Светлана Алексиевич:
Вы знаете, я вот слушала и думала: а действительно, что я делаю, что же за книги я пишу? И я подумала, что время, в которое мы попали, оказались, это время катастрофы и катасрофы-утопии. И мы, может, даже до конца не понимаем, в какое время мы попали и, может быть, понадобится отдаление, и мы как-то иначе на все это взглянем. И я поняла, что я писала и сейчас дописываю историю людей утопии, то есть людей, которых больше никогда не будет, я бы так бы сказала, потому что сейчас этот человек уходит со сцены истории.

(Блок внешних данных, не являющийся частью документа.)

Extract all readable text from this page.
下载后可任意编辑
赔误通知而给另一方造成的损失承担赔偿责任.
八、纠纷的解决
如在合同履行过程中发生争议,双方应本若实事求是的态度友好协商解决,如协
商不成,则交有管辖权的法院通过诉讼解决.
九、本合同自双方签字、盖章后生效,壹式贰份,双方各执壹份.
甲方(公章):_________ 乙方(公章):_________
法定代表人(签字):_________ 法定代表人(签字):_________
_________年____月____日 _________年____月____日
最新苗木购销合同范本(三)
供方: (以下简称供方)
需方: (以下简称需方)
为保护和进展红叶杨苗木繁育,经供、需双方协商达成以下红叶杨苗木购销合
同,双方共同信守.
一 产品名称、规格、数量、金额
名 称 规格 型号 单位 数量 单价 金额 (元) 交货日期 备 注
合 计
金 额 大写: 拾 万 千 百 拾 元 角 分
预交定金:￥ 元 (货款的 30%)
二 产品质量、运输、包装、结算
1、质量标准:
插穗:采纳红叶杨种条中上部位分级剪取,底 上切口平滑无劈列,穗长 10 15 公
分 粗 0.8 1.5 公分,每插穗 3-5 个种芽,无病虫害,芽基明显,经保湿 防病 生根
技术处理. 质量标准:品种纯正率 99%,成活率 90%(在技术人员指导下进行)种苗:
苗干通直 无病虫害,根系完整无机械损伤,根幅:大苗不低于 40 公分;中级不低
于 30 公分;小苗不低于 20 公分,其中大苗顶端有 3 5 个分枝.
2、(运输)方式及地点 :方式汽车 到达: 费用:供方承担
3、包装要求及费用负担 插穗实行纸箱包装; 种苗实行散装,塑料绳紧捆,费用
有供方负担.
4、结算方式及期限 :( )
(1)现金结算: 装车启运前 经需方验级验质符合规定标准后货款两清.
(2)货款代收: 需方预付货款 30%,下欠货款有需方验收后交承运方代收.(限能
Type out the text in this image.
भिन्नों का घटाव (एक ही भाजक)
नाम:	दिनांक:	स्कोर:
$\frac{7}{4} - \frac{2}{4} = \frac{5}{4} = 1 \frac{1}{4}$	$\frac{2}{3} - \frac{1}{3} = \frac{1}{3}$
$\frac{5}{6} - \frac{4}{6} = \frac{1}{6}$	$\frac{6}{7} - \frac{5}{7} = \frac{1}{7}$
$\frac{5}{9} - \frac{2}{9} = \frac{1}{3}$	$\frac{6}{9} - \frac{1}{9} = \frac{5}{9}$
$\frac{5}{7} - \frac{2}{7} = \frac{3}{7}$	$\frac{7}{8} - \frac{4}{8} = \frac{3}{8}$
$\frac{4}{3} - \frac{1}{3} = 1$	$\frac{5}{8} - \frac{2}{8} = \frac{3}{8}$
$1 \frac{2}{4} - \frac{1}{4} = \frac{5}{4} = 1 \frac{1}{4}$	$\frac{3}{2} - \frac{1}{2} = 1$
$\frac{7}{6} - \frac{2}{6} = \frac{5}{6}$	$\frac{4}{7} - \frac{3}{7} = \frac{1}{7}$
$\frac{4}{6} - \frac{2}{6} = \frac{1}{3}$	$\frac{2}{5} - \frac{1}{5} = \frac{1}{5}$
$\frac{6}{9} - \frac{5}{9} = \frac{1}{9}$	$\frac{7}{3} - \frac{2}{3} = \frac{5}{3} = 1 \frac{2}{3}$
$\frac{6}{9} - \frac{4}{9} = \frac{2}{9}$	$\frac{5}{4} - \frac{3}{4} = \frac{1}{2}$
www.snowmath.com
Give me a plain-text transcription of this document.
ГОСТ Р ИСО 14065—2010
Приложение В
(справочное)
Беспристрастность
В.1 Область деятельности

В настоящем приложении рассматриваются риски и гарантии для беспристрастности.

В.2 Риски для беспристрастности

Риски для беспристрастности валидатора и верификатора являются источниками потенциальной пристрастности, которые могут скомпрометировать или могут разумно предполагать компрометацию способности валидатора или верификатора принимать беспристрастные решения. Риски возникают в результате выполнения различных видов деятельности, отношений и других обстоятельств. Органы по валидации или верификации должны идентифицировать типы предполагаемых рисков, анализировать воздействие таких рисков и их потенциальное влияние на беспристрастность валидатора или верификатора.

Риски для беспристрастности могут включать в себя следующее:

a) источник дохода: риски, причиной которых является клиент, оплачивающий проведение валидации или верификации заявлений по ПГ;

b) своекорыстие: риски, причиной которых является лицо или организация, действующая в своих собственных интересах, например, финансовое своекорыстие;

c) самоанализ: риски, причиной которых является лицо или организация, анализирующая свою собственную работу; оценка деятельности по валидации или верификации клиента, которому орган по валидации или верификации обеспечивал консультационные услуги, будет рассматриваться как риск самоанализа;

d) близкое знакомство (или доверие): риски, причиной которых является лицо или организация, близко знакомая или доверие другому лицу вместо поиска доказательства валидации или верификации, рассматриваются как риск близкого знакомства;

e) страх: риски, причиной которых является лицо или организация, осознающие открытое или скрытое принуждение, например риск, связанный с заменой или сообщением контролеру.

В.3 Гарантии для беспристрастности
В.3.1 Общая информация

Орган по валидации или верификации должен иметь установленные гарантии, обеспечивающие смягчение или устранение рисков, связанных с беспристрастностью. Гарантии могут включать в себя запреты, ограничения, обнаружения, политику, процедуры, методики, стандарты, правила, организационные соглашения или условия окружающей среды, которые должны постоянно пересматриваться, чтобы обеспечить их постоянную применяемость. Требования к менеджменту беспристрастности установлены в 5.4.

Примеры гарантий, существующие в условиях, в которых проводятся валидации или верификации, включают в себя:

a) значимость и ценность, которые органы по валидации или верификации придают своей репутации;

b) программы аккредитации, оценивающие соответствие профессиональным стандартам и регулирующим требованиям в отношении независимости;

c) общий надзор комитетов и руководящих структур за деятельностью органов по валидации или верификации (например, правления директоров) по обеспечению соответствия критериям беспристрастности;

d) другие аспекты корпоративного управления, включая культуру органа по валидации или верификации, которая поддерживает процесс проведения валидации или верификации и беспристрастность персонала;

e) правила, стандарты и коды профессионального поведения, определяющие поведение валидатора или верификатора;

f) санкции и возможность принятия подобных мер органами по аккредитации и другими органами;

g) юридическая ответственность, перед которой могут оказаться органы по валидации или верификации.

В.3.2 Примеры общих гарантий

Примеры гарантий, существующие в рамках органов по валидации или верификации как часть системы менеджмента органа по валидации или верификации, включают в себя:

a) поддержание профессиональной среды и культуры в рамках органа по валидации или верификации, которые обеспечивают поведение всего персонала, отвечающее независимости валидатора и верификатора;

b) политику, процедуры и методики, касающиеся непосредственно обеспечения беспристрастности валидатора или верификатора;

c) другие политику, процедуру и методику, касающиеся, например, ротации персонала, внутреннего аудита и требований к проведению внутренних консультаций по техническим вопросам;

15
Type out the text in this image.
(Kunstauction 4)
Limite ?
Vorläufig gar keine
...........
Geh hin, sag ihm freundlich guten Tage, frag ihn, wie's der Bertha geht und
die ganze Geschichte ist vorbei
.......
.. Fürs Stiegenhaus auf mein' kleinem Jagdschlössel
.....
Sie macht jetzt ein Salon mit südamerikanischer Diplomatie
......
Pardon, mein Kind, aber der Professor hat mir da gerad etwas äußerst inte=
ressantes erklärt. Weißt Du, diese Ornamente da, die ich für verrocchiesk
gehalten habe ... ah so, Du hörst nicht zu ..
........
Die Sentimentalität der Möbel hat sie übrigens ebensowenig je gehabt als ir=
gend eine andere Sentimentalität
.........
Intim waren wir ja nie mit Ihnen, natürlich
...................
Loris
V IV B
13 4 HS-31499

И дело не в моем мировоззрении, а дело в том, что этот человек так жил, поскольку я просто шла с ним, вот 20 лет я шла, и оказалась человеком, который оказался в нужное время в нужном месте. То есть, я еще застала людей революции, которые начинали все это, идея была молода, сильна, привлекательна. Я отслеживала до конца все, что с нею произошло, до распада и до Чернобыля. И поэтому то, о чем мы говорили - я честно выполнила свой писательский долг, именно так, как я была воспитана русской культурой и русской литературой. Но уже то, что в этом цикле, я называю его "Человек-знакомый", я поняла, что не хватает двух книг, двух книг, где будет частный человек, это книга о любви, и последняя 7-я книга в этом цикле это будет как бы человек в старости, человек наедине с этим уходом, исчезновением каким-то, когда он спросит: зачем же все это? И вот эта необходимость как бы, наверное, появилась во мне из ощущений улицы, потому что тот жанр, в котором я работаю, требует все время, чтобы ухо было на улице, а время присутствует в ритме, вот в этой музыке. И я могу сказать, что главное ощущение во мне сегодня, что мой внутренний инструмент требует какого-то переоборудования, и что я как-то иначе хочу говорить с человеком. Я хочу говорить с отдельным человеком, услышать, расслышать его.
Лев Ройтман:
Спасибо, Светлана. Итак, к чему звать, куда вести? Людмила Улицкая, когда вы думаете о вашем читателе, то, наверняка, вы задумываетесь и над таким вопросом: прочитав ваши книги, каким бы вам хотелось, чтобы он стал?
Людмила Улицкая:
Вы знаете, это очень забавно, дело в том, что с тех пор, как я начала писать, скажем так, профессионально, то есть, зная, что это будет написано, мне даже, в конце концов, и гонорар заплатят, то есть это профессиональная работа, вот с того самого момента меня никогда не покидало ощущение, что я адресуюсь к очень узкому кругу людей: к моим друзьям, то есть конкретно поименно могу их назвать, к людям моего культурного уровня, происхождения, социального круга, образовательного, скажем, даже ценза. И поэтому, когда оказалось, что книги мои читают не только мои друзья, но оказывается, что и молодым людям порой книги эти нравятся, и за границей их читают, я была страшно поражена. И ощущение у меня возникло очень приятное, на самом деле, и сильное, особенно первое время, когда я стала с этим сталкиваться, сейчас как бы немножко уже привыкла и притупилось. Оказывается, что очень много людей, с которыми я могу разговаривать, и они находятся совершенно даже не там, где я могла предположить их встретить и найти. И это меня, во-первых, очень радует, во-вторых, есть ощущение, что как бы это не бессмысленный разговор. Поэтому я надеюсь, что все в порядке с этим.
Лев Ройтман:
О, я уверен, я уверен, что это не бессмысленный разговор, и я уверен, что то, что вы хотите вложить в ваши книги, превосходно доходит до читателя, и среди этих ваших читателей не только покупатели книг и потребители толстых журналов, но и члены очень уважаемых литературных жюри, в частности, ваша "Медея" получила во Франции "Премию Медичи".
Петр Вайль:
Что касается читателей, у меня нет ощущения культурной катастрофы в России. мне кажется, что там все более или менее нормализуется, то есть те, кому хочется читать, читают, а не в силу общепринятых престижных соображений. И это, что называется, вселяет надежду. И мне кажется, что пишущему человеку достаточно того, что его способны прочесть те, кто просто умеют читать, кто знает грамоту.
Лев Ройтман:
Спасибо, Петр. Таким образом, пишущий человек, если он к тому способен, сам строит свою баррикаду.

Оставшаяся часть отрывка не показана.